Reputation: 61
I always get blockdim.y ==1. No matter what value i set in numBlocks, i always got same.
__global__ void CalcVideo(unsigned char *original, unsigned char *candidate, int *answer)
{
printf("block id.x = %d blockid.y=%d blockdim.x = %d blockdim.y = %d Thread id= %d \n",
blockIdx.x, blockIdx.y, blockDim.x, blockDim.y, threadIdx.x );
}
int ORIGINAL_FRAMES = 3;
int CANDIDATE_FRAMES = 2;
int FRAME_LENGHT = 3;
dim3 numBlocks(ORIGINAL_FRAMES, CANDIDATE_FRAMES);
dim3 threadsPerBlock(3); // 64 threads
CalcVideo << <numBlocks, threadsPerBlock >> >(original_device, candidate_device, answer_device);
Num of y.blokcs executes correctly, but why program gives me wrong blockdim.y size?

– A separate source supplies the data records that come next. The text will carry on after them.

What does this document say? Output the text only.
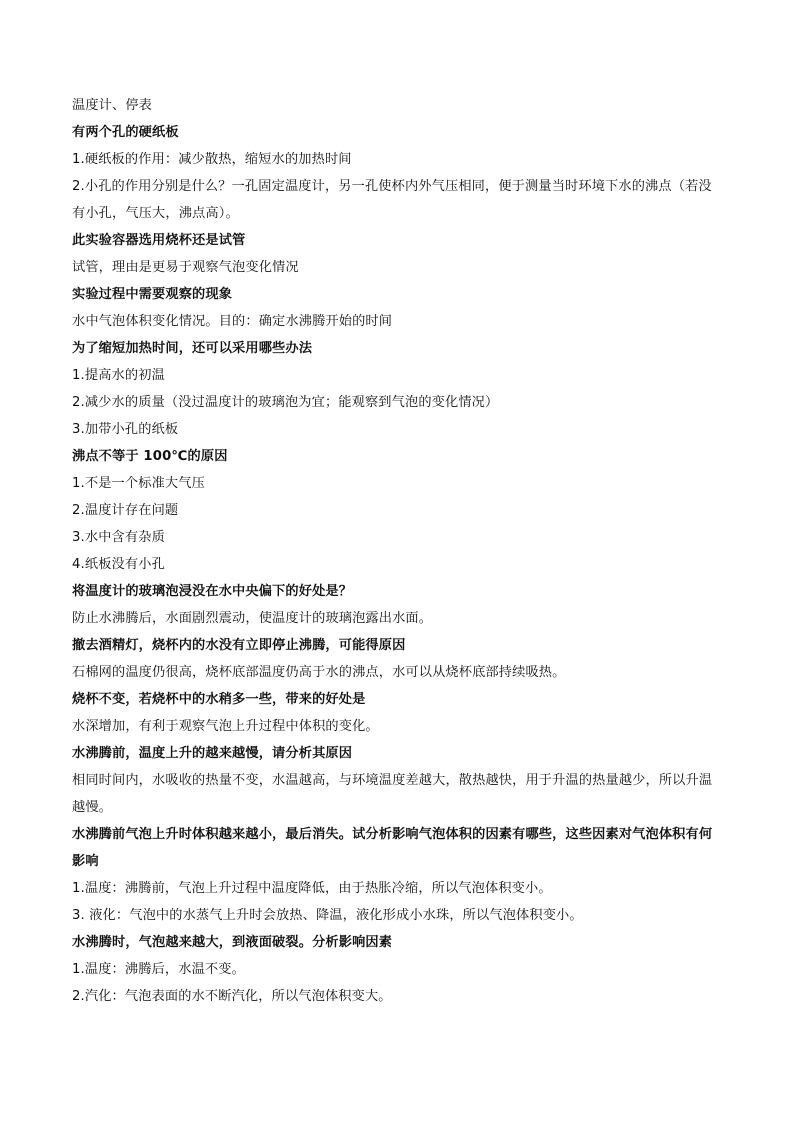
温度计、停表
有两个孔的硬纸板
1.硬纸板的作用：减少散热，缩短水的加热时间
2.小孔的作用分别是什么？一孔固定温度计，另一孔使杯内外气压相同，便于测量当时环境下水的沸点（若没有小孔，气压大，沸点高）。
此实验容器选用烧杯还是试管
试管，理由是更易于观察气泡变化情况
实验过程中需要观察的现象
水中气泡体积变化情况。目的：确定水沸腾开始的时间
为了缩短加热时间，还可以采用哪些办法
1.提高水的初温
2.减少水的质量（没过温度计的玻璃泡为宜；能观察到气泡的变化情况）
3.加带小孔的纸板
沸点不等于 100℃的原因
1.不是一个标准大气压
2.温度计存在问题
3.水中含有杂质
4.纸板没有小孔
将温度计的玻璃泡浸没在水中央偏下的好处是？
防止水沸腾后，水面剧烈震动，使温度计的玻璃泡露出水面。
撤去酒精灯，烧杯内的水没有立即停止沸腾，可能得原因
石棉网的温度仍很高，烧杯底部温度仍高于水的沸点，水可以从烧杯底部持续吸热。
烧杯不变，若烧杯中的水稍多一些，带来的好处是
水深增加，有利于观察气泡上升过程中体积的变化。
水沸腾前，温度上升的越来越慢，请分析其原因
相同时间内，水吸收的热量不变，水温越高，与环境温度差越大，散热越快，用于升温的热量越少，所以升温越慢。
水沸腾前气泡上升时体积越来越小，最后消失。试分析影响气泡体积的因素有哪些，这些因素对气泡体积有何影响
1.温度：沸腾前，气泡上升过程中温度降低，由于热胀冷缩，所以气泡体积变小。
3. 液化：气泡中的水蒸气上升时会放热、降温，液化形成小水珠，所以气泡体积变小。
水沸腾时，气泡越来越大，到液面破裂。分析影响因素
1.温度：沸腾后，水温不变。
2.汽化：气泡表面的水不断汽化，所以气泡体积变大。
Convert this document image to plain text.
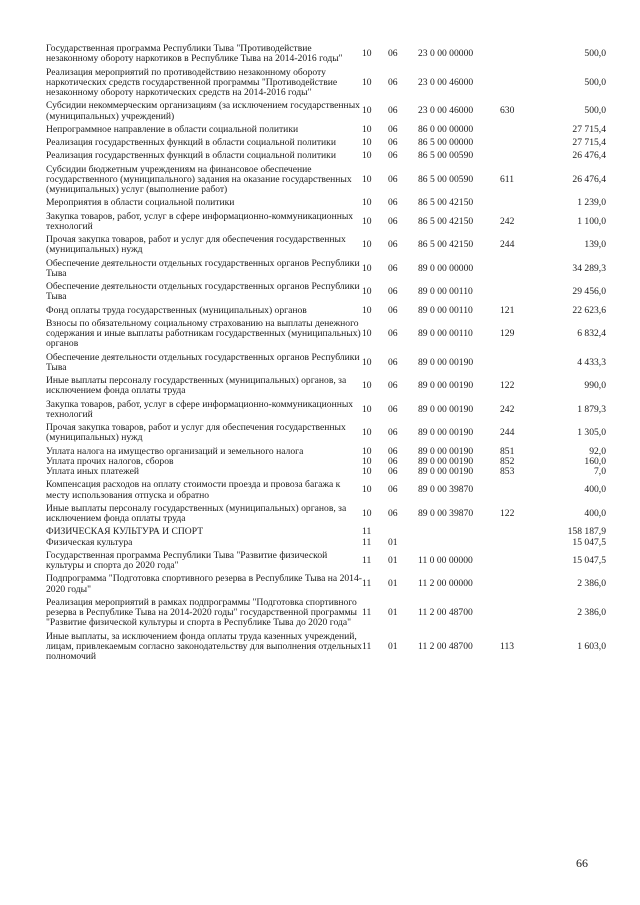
Государственная программа Республики Тыва "Противодействие незаконному обороту наркотиков в Республике Тыва на 2014-2016 годы"	10	06	23 0 00 00000		500,0
Реализация мероприятий по противодействию незаконному обороту наркотических средств государственной программы "Противодействие незаконному обороту наркотических средств на 2014-2016 годы"	10	06	23 0 00 46000		500,0
Субсидии некоммерческим организациям (за исключением государственных (муниципальных) учреждений)	10	06	23 0 00 46000	630	500,0
Непрограммное направление в области социальной политики	10	06	86 0 00 00000		27 715,4
Реализация государственных функций в области социальной политики	10	06	86 5 00 00000		27 715,4
Реализация государственных функций в области социальной политики	10	06	86 5 00 00590		26 476,4
Субсидии бюджетным учреждениям на финансовое обеспечение государственного (муниципального) задания на оказание государственных (муниципальных) услуг (выполнение работ)	10	06	86 5 00 00590	611	26 476,4
Мероприятия в области социальной политики	10	06	86 5 00 42150		1 239,0
Закупка товаров, работ, услуг в сфере информационно-коммуникационных технологий	10	06	86 5 00 42150	242	1 100,0
Прочая закупка товаров, работ и услуг для обеспечения государственных (муниципальных) нужд	10	06	86 5 00 42150	244	139,0
Обеспечение деятельности отдельных государственных органов Республики Тыва	10	06	89 0 00 00000		34 289,3
Обеспечение деятельности отдельных государственных органов Республики Тыва	10	06	89 0 00 00110		29 456,0
Фонд оплаты труда государственных (муниципальных) органов	10	06	89 0 00 00110	121	22 623,6
Взносы по обязательному социальному страхованию на выплаты денежного содержания и иные выплаты работникам государственных (муниципальных) органов	10	06	89 0 00 00110	129	6 832,4
Обеспечение деятельности отдельных государственных органов Республики Тыва	10	06	89 0 00 00190		4 433,3
Иные выплаты персоналу государственных (муниципальных) органов, за исключением фонда оплаты труда	10	06	89 0 00 00190	122	990,0
Закупка товаров, работ, услуг в сфере информационно-коммуникационных технологий	10	06	89 0 00 00190	242	1 879,3
Прочая закупка товаров, работ и услуг для обеспечения государственных (муниципальных) нужд	10	06	89 0 00 00190	244	1 305,0
Уплата налога на имущество организаций и земельного налога	10	06	89 0 00 00190	851	92,0
Уплата прочих налогов, сборов	10	06	89 0 00 00190	852	160,0
Уплата иных платежей	10	06	89 0 00 00190	853	7,0
Компенсация расходов на оплату стоимости проезда и провоза багажа к месту использования отпуска и обратно	10	06	89 0 00 39870		400,0
Иные выплаты персоналу государственных (муниципальных) органов, за исключением фонда оплаты труда	10	06	89 0 00 39870	122	400,0
ФИЗИЧЕСКАЯ КУЛЬТУРА И СПОРТ	11				158 187,9
Физическая культура	11	01			15 047,5
Государственная программа Республики Тыва "Развитие физической культуры и спорта до 2020 года"	11	01	11 0 00 00000		15 047,5
Подпрограмма "Подготовка спортивного резерва в Республике Тыва на 2014-2020 годы"	11	01	11 2 00 00000		2 386,0
Реализация мероприятий в рамках подпрограммы "Подготовка спортивного резерва в Республике Тыва на 2014-2020 годы" государственной программы "Развитие физической культуры и спорта в Республике Тыва до 2020 года"	11	01	11 2 00 48700		2 386,0
Иные выплаты, за исключением фонда оплаты труда казенных учреждений, лицам, привлекаемым согласно законодательству для выполнения отдельных полномочий	11	01	11 2 00 48700	113	1 603,0
66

block id.x = 1 blockid.y=0 blockdim.x = 3 blockdim.y = 1 Thread id= 0
block id.x = 1 blockid.y=0 blockdim.x = 3 blockdim.y = 1 Thread id= 1
block id.x = 1 blockid.y=0 blockdim.x = 3 blockdim.y = 1 Thread id= 2
block id.x = 1 blockid.y=1 blockdim.x = 3 blockdim.y = 1 Thread id= 0
block id.x = 1 blockid.y=1 blockdim.x = 3 blockdim.y = 1 Thread id= 1
block id.x = 1 blockid.y=1 blockdim.x = 3 blockdim.y = 1 Thread id= 2
block id.x = 0 blockid.y=1 blockdim.x = 3 blockdim.y = 1 Thread id= 0
block id.x = 0 blockid.y=1 blockdim.x = 3 blockdim.y = 1 Thread id= 1
block id.x = 0 blockid.y=1 blockdim.x = 3 blockdim.y = 1 Thread id= 2
block id.x = 0 blockid.y=0 blockdim.x = 3 blockdim.y = 1 Thread id= 0
block id.x = 0 blockid.y=0 blockdim.x = 3 blockdim.y = 1 Thread id= 1
block id.x = 0 blockid.y=0 blockdim.x = 3 blockdim.y = 1 Thread id= 2
block id.x = 2 blockid.y=1 blockdim.x = 3 blockdim.y = 1 Thread id= 0
block id.x = 2 blockid.y=1 blockdim.x = 3 blockdim.y = 1 Thread id= 1
block id.x = 2 blockid.y=1 blockdim.x = 3 blockdim.y = 1 Thread id= 2
block id.x = 2 blockid.y=0 blockdim.x = 3 blockdim.y = 1 Thread id= 0
block id.x = 2 blockid.y=0 blockdim.x = 3 blockdim.y = 1 Thread id= 1
block id.x = 2 blockid.y=0 blockdim.x = 3 blockdim.y = 1 Thread id= 2
Upvotes: 1
Views: 533
Reputation: 171127
blockDim
stores the dimensions of one block. In your case, you're passing threadsPerBlock
as the block dimension, which makes it 3 x 1 x 1
. The first argument to kernel invocation, numBlocks
in your case, controls the dimension of the grid of blocks—which you can access in the kernel as gridDim
.
Side note: I assume the extremely low number and size of blocks in the question are for testing purposes only, as they will leave any GPU extremely underutilised in practice.